ペット医療コラム

【vol.81】去勢・避妊手術で防げる腫瘍〜乳腺・精巣・卵巣・子宮の腫瘍〜

7月になり、季節は夏。低温と6月の雹の影響が農作物に被害を与えているとのこと…心配です。 収穫の秋まではたいへんなご苦労が続くかと思いますが、報われるよう祈っております。 また、東日本大震災で被災した動物や動物病院に対する義援金の協力を、本当に多くの方々からいただきました。 北海道獣医師会を通して、既に救護センターや被災獣医師会に届けられていると報告を受けています。ご協力ありがとうございました。
今回は雄と雌の生殖器の腫瘍のことを書こうと思います。2009年8月にも書きましたが、再度書きます。 というのも最近これらの器官の腫瘍の来院が多く、重症な場合が多いからです。 これらの腫瘍は若い時に手術しておけば予防できるはずなのに、手術されていないのは飼主さんの主義や考えに寄るところが多いのですが、我々が情報を発信するのが足りなかったと反省しています。
まず雄ですが、ペット屋さんから購入する前に精巣がちゃんと正常な場所にあることを確認して下さい。 精巣が陰嚢内に入っていない場合(潜在精巣)は、正常と比べ8倍も腫瘍になる可能性が高いと言われています。 内股のソケイ部にあることもありますし、お腹に残っている場合もあります。 精巣は陰嚢内で体温より低い場所にあって初めて正常な機能を発揮します。 潜在精巣は精子をつくる機能もありませんので、早めの手術をお勧めします。
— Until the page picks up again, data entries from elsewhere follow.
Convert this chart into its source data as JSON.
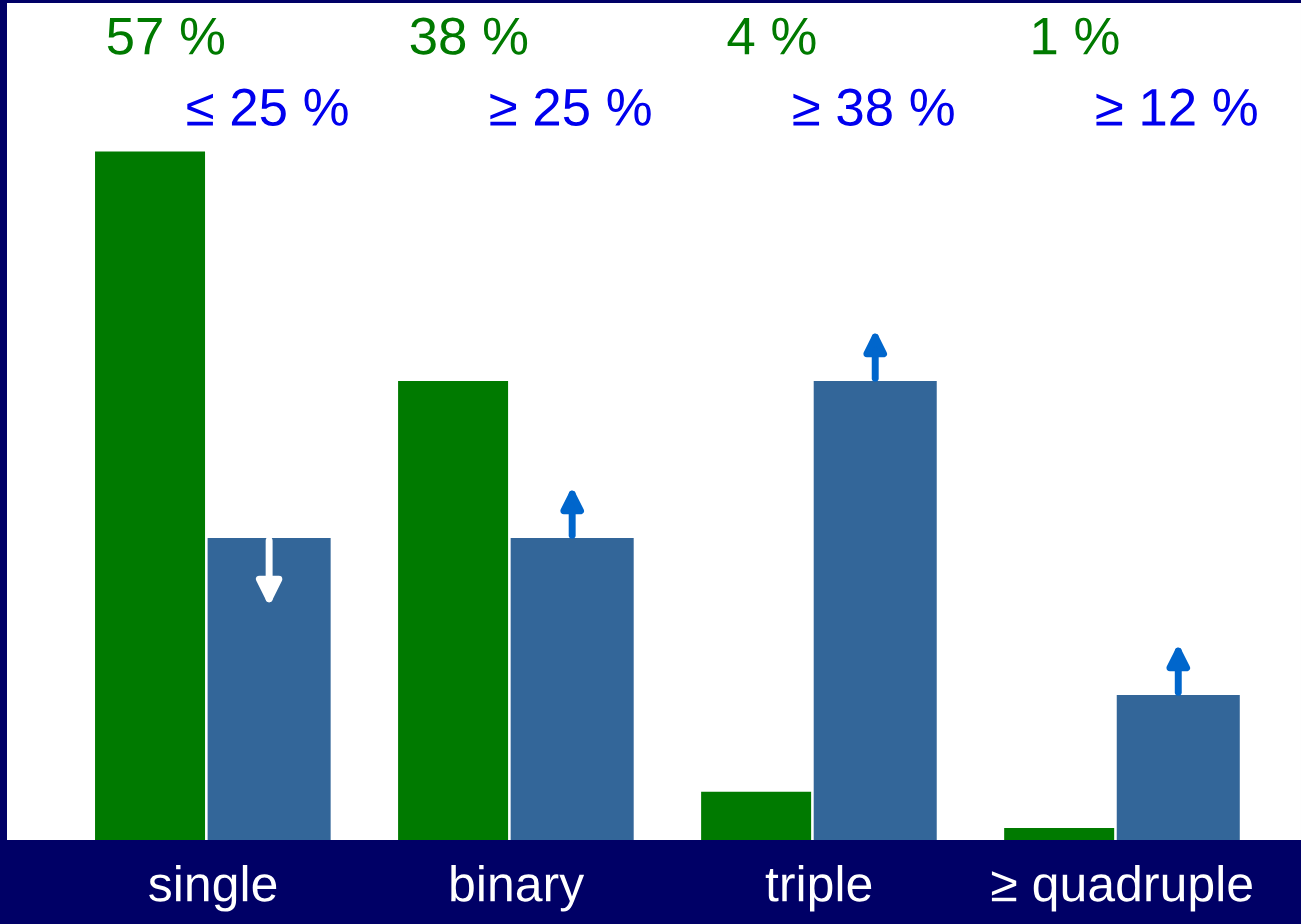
{
  "chart_data": {
    "type": "bar",
    "categories": [
      "single",
      "binary",
      "triple",
      "≥ quadruple"
    ],
    "series": [
      {
        "color": "#007a00",
        "values": [
          57,
          38,
          4,
          1
        ],
        "value_labels": [
          "57 %",
          "38 %",
          "4 %",
          "1 %"
        ]
      },
      {
        "color": "#336699",
        "values": [
          25,
          25,
          38,
          12
        ]
      }
    ],
    "annotations": [
      "≤ 25 %",
      "≥ 25 %",
      "≥ 38 %",
      "≥ 12 %"
    ],
    "grid": false,
    "legend": false,
    "tick_labels": "x"
  }
}
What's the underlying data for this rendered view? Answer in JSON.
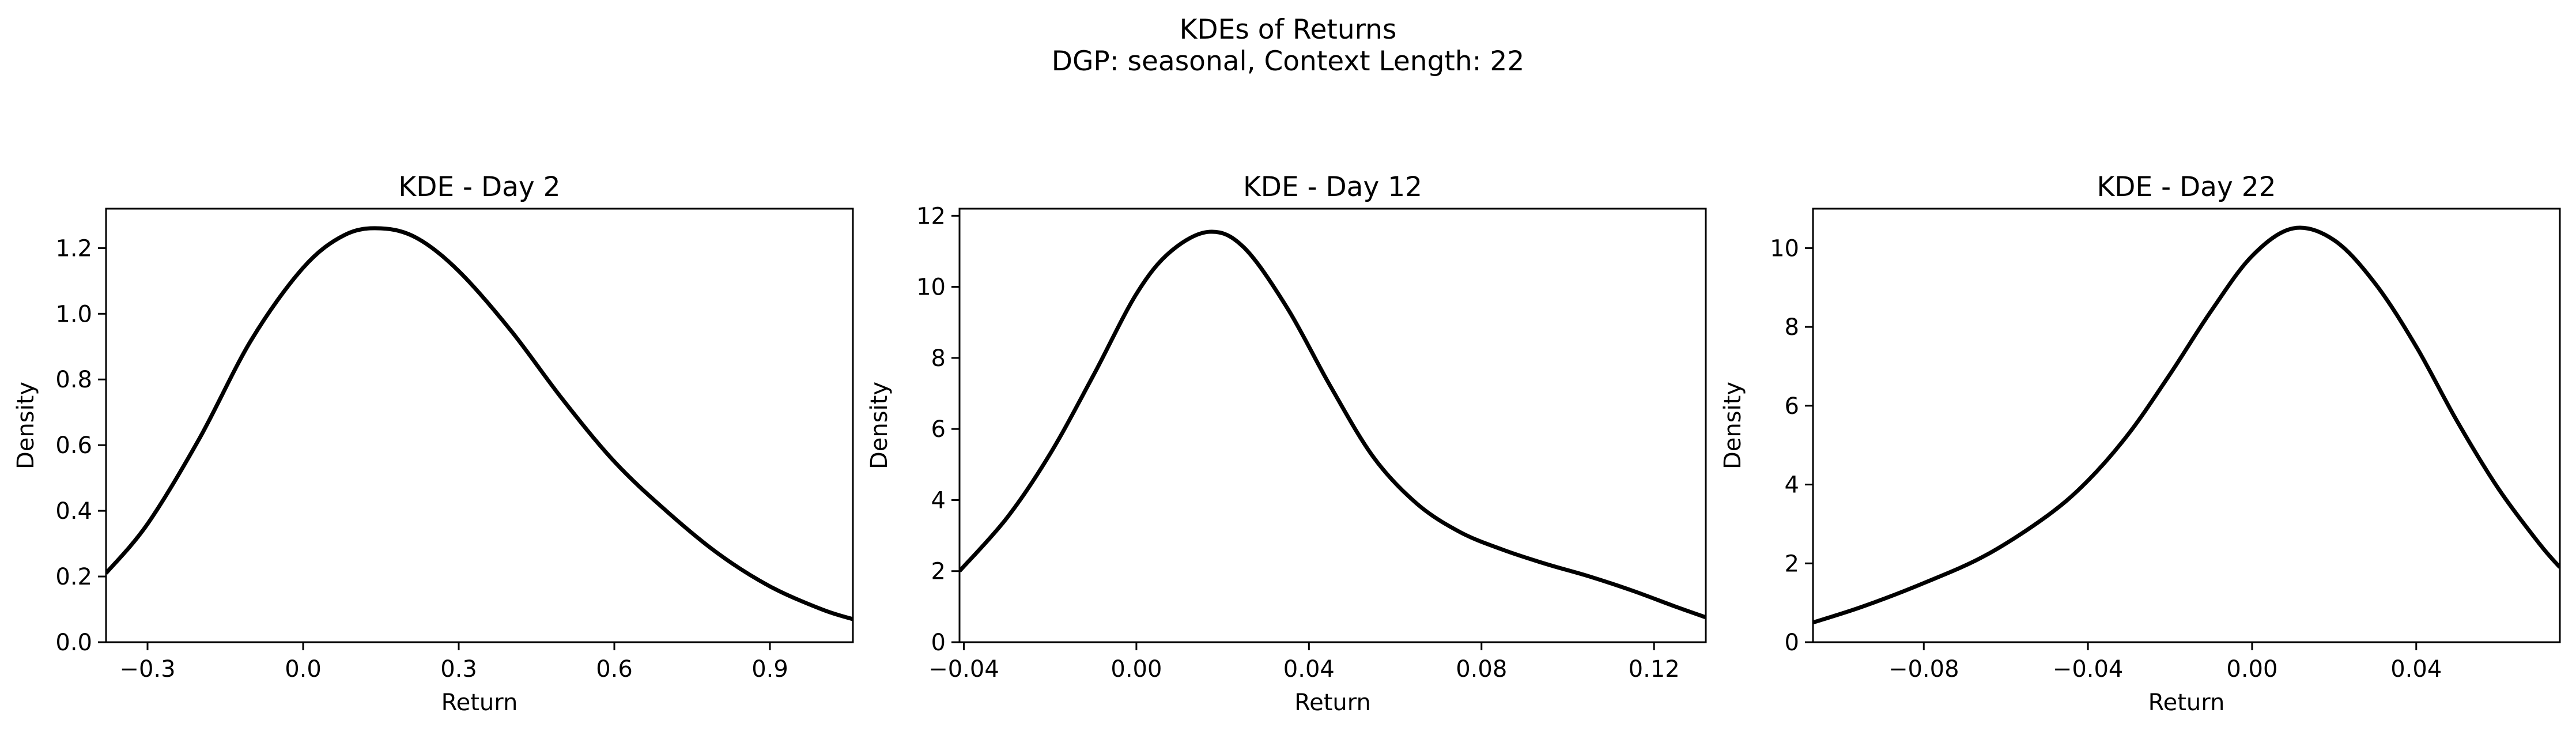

また、正常な場所にあっても中年以降に精巣腫瘍になることがあります。 精巣腫瘍のタイプはセルトリー細胞腫、精上皮腫、ライディッヒ細胞腫が大部分を占めます。 転移することは比較的少ないですが、腫瘍からエストロジェンという雌性ホルモンを産生するタイプがあり、腫瘍を長期にわたり放っておくと、そのホルモンの影響でエストロジェン中毒になり、雄なのに乳腺は張ってきたり、脱毛したり、ペニスが小さくなったりします。 また、骨髄(血液をつくる場所)抑制にもなり再生不良性貧血になります。 ここまで進行しますと手術をおこなっても貧血は治りません。つまり延命処置しかできません。 この他に去勢手術をしておくと予防できる病気として、前立腺肥大、肛門周囲の腫瘍、会陰ヘルニアなどがあります。
次に雌ですが、よく知られているのが避妊手術の時期と乳腺腫瘍との関係です。 生後1年、もしくは最初の発情後までに避妊手術を行なうと、乳腺腫瘍の予防効果は犬も猫も約9割あります。 その後は徐々に予防効果は落ちていきます。 乳腺腫瘍は犬の場合は約50%が悪性。
猫は約90%が悪性ですので、子どもを作らない場合は積極的に手術をお勧めします。 避妊手術は両側の卵巣と子宮を摘出しますので、卵巣や子宮にできる腫瘍は予防できます。 卵巣腫瘍は発生率は低いですが、気付くのが遅く、手遅れになる場合や前述のエストロジェン中毒になっている場合もあります。 子宮腫瘍はほとんどが平滑筋腫という良性腫瘍ですが、ごくまれに悪性の場合もあります。腫瘍の他にも子宮蓄膿症なども予防もできます。 このように去勢や避妊手術で予防できる腫瘍があります。 最近は麻酔後の痛み止めもしっかりできますので是非ご一考を。